Yes, progress has been made, but there are still a few miles to go before we can rest, having achieved the goal of a smoke-free Aotearoa.
To that end, the price of a packet of cigarettes will increase by 10 per cent a year for the next four years, taking it up to around $30. We can't stop these wretches smoking - actually we could try; other, less harmful recreational drugs are illegal, but that's another issue - but we can make their filthy habit exorbitantly expensive. Only one significant political figure has spoken out against the price increases: New Zealand First leader Winston Peters. And just as every dog has its day, this is a rare instance when Peters has right on his side.
It's a discriminatory, anti-progressive tax in that it falls far harder on the poor than the well-off. If its backers were honest, they'd admit the aim of the exercise is to stop poor people smoking since rich smokers clearly won't kick the habit just because it's going to cost them a few extra bucks.
The fact that the increases will raise $425 million in revenue is being touted as a happy byproduct. Not only are politicians and bureaucrats congratulating themselves on screwing revenue out of those who can least afford it, they're having a cynical each-way bet: if it actually doesn't work, we'll get a nice little windfall. In other words, the state is now in the business of taxing addiction.
Over the past few decades, as a Herald editorial pointed out this week, the anti-smoking campaign has largely succeeded with the number of people who now smoke on a daily basis down to 15 per cent of the population over the age of 15.
You might think that was an argument for directing the same level of energy and resources at and imposing similar financial disincentives on other substances that are damaging to the nation's health and well-being: sugary and fatty foods causing the obesity epidemic and alcohol.
I suspect the numbers tell the story: cranking up the price of grog and junk food would affect a lot more people and therefore carry a higher political risk than hammering the dwindling, friendless band of diehard smokers.

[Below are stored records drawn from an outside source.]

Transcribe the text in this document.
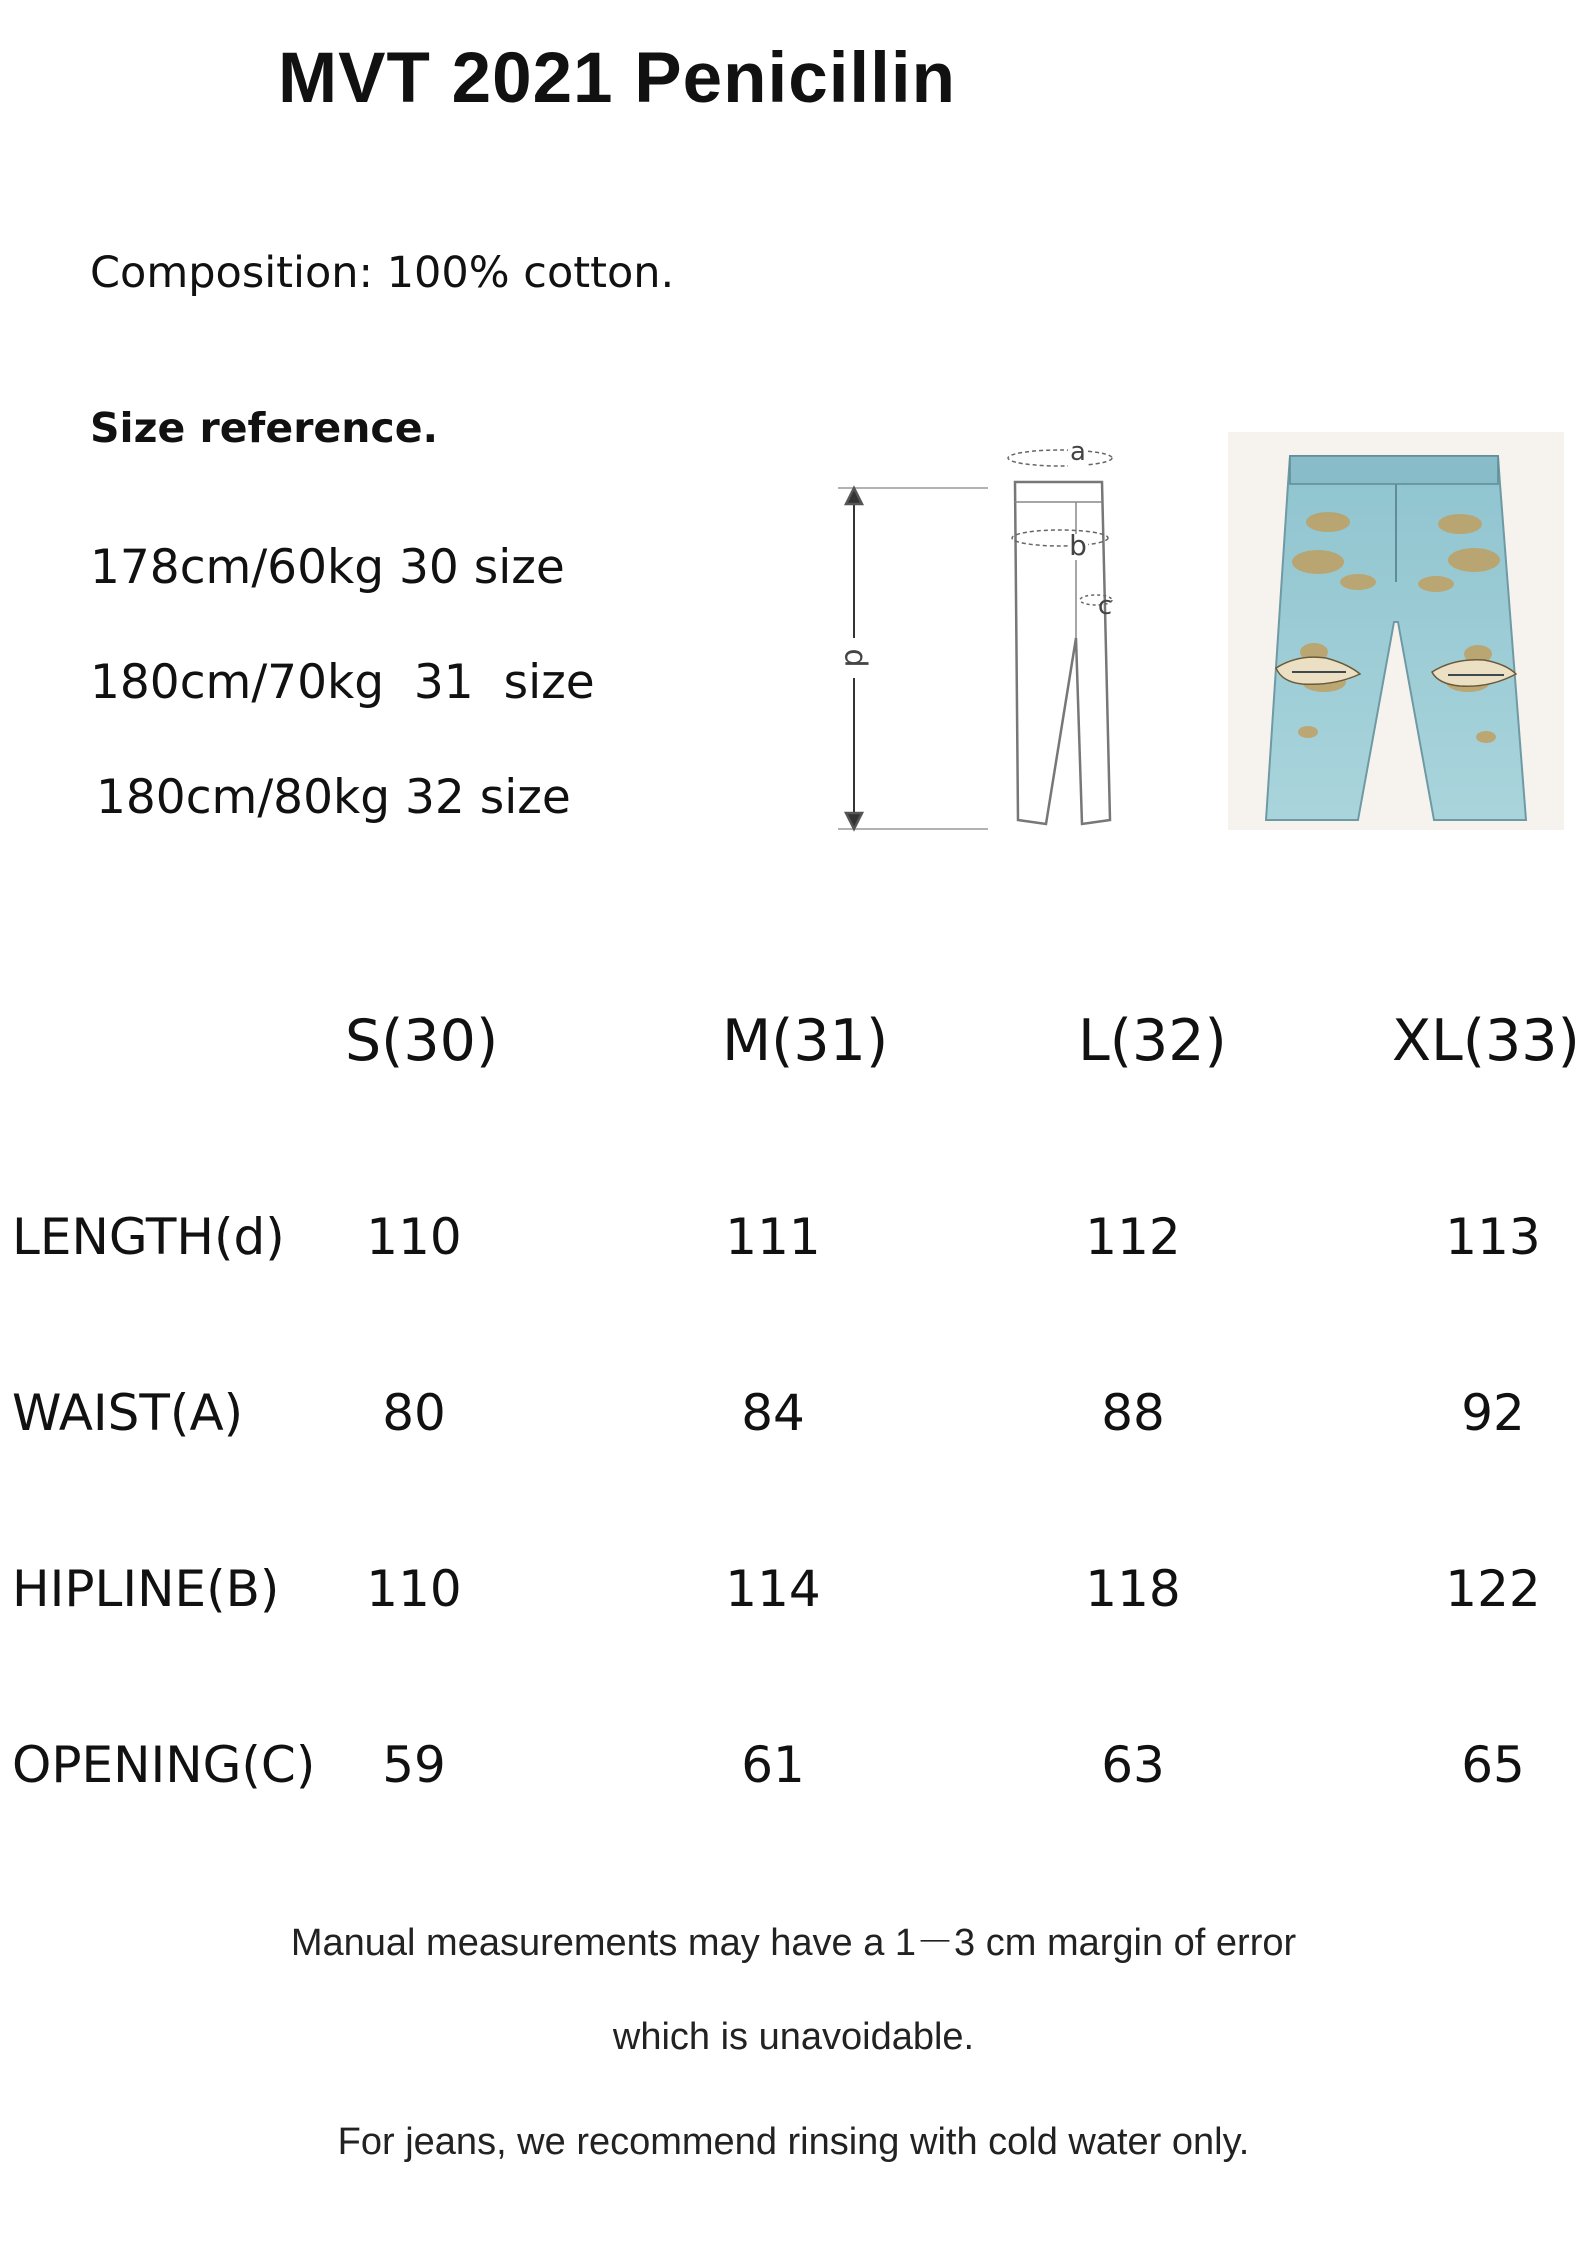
MVT 2021 Penicillin
Composition: 100% cotton.
Size reference.
178cm/60kg 30 size
180cm/70kg  31  size
180cm/80kg 32 size
a
b
c
d
S(30)	M(31)	L(32)	XL(33)
LENGTH(d) 110	111	112	113
WAIST(A)	80	84	88	92
HIPLINE(B) 110	114	118	122
OPENING(C) 59	61	63	65
Manual measurements may have a 1－3 cm margin of error
which is unavoidable.
For jeans, we recommend rinsing with cold water only.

Among those adversely affected by an increase in the price of alcohol would be our winemakers, who are routinely portrayed as talented and dedicated artisans in whose output we should take pride. Not so long ago, a leading light in the Maori Party described those who work in the tobacco industry as "terrorists".
But if the issue is the strain imposed on our health and legal systems, it could be pointed out that tobacco isn't a root cause of road accidents, domestic violence or street viciousness of the king hit variety.
I feel particularly sorry for elderly people living in straitened circumstances who took up smoking when it was socially acceptable and the health risks far less evident and for whom it provides some solace in otherwise bleak lives. Is it equitable or humane to offer them the choice of giving up one of the few enjoyable pastimes available to them or taking a cut in their already low standard of living?
But such questions don't prey on the minds of social engineers who believe perfection, in the form of a 100 per cent smoke-free society, is attainable and desirable. It may cause a little short-term suffering - in which they, of course, won't share - for the recalcitrant minority but then you can't make an omelette without breaking a few eggs.